From “Conspiracy Theories Fly As Europe Struggles,” Floyd Norris, NYT:
“Imagine for a moment that two decades ago, a newly unified Germany set out to take over the European Continent, as the previous unified Germany had tried and failed to do half a century earlier. This time it would use money, not guns, to accomplish the goal.
“There is, let me hasten to note, no evidence of any such conspiracy. But if there had been, things might have played out more or less as they have.
“Conceivably, Germany learned three things from the 1992 experience [when Germany’s raising of interest rates forced other European countries to do the same, hurting their economies], and mapped out a course with those lessons in mind. First, absent fixed exchange rates, its export-oriented companies faced the risk of periodic competitive devaluations from the rest of Europe.

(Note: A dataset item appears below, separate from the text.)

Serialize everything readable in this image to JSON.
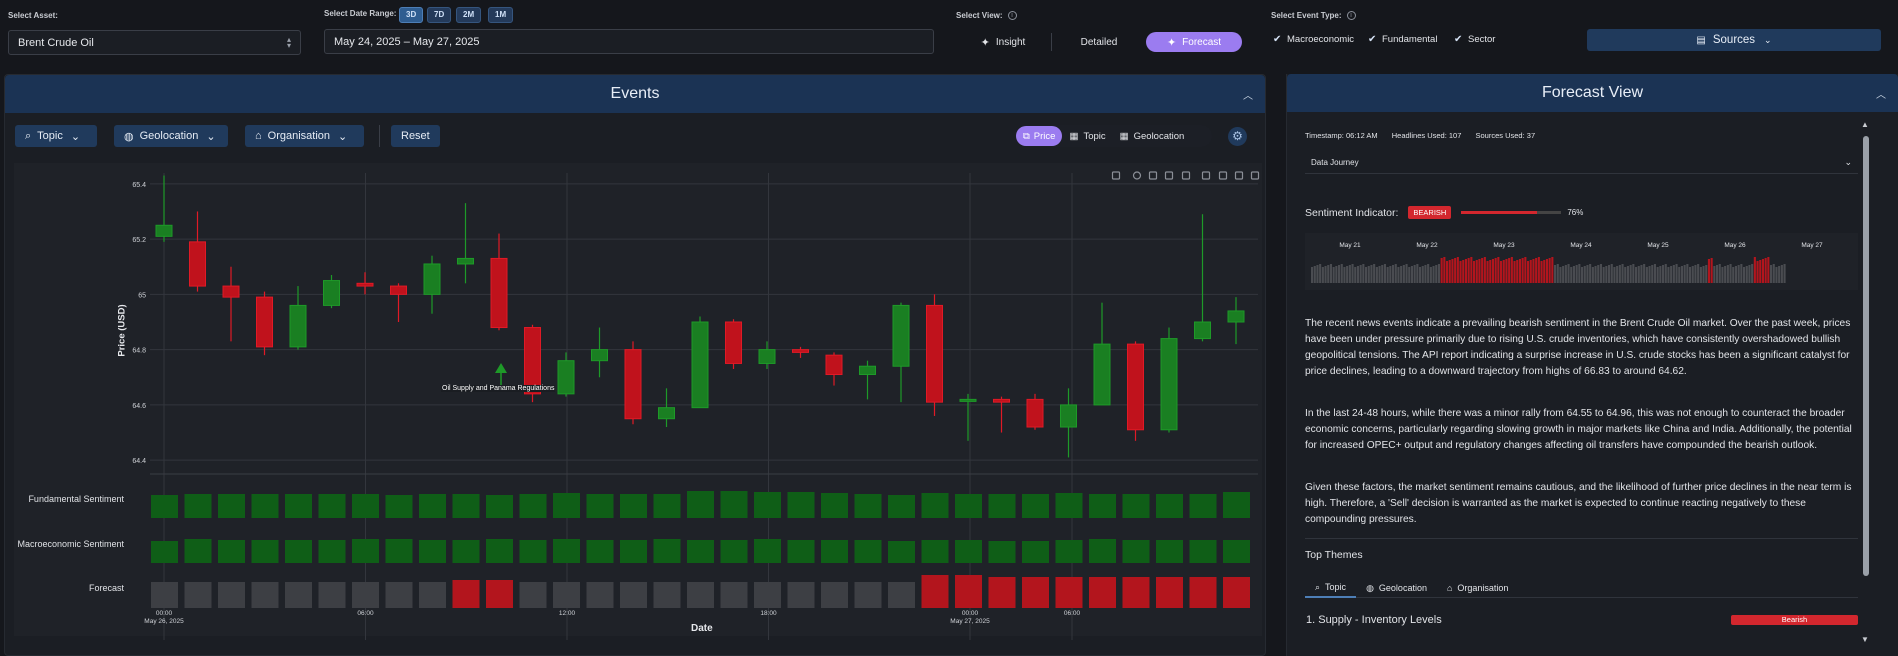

“Second, a currency union could help German exports if the euro’s value were held down by less competitive economies.
“Finally, if Germany adopted a low-interest-rate policy, and superlow rates arrived in European nations accustomed to high rates, banks could open the credit spigot and create a debt-financed boom in much of Europe. That would invite a mushrooming of imbalances. Ultimately, deeply indebted countries would face a crisis, one that they could solve only if they acquiesced to German policies and surrendered a large part of national sovereignty.
“The endgame may be approaching. Troubled countries are facing an increasingly clear choice. They can stay in the euro zone, and face years of endless recession. They can abandon the euro, perhaps bringing catastrophe but giving them the freedom to devalue their new currencies. Or they can accept the German offer: Surrender sovereignty. Accept German leadership and domination of a unified Europe. Then we will bail you out.” Emphasis added.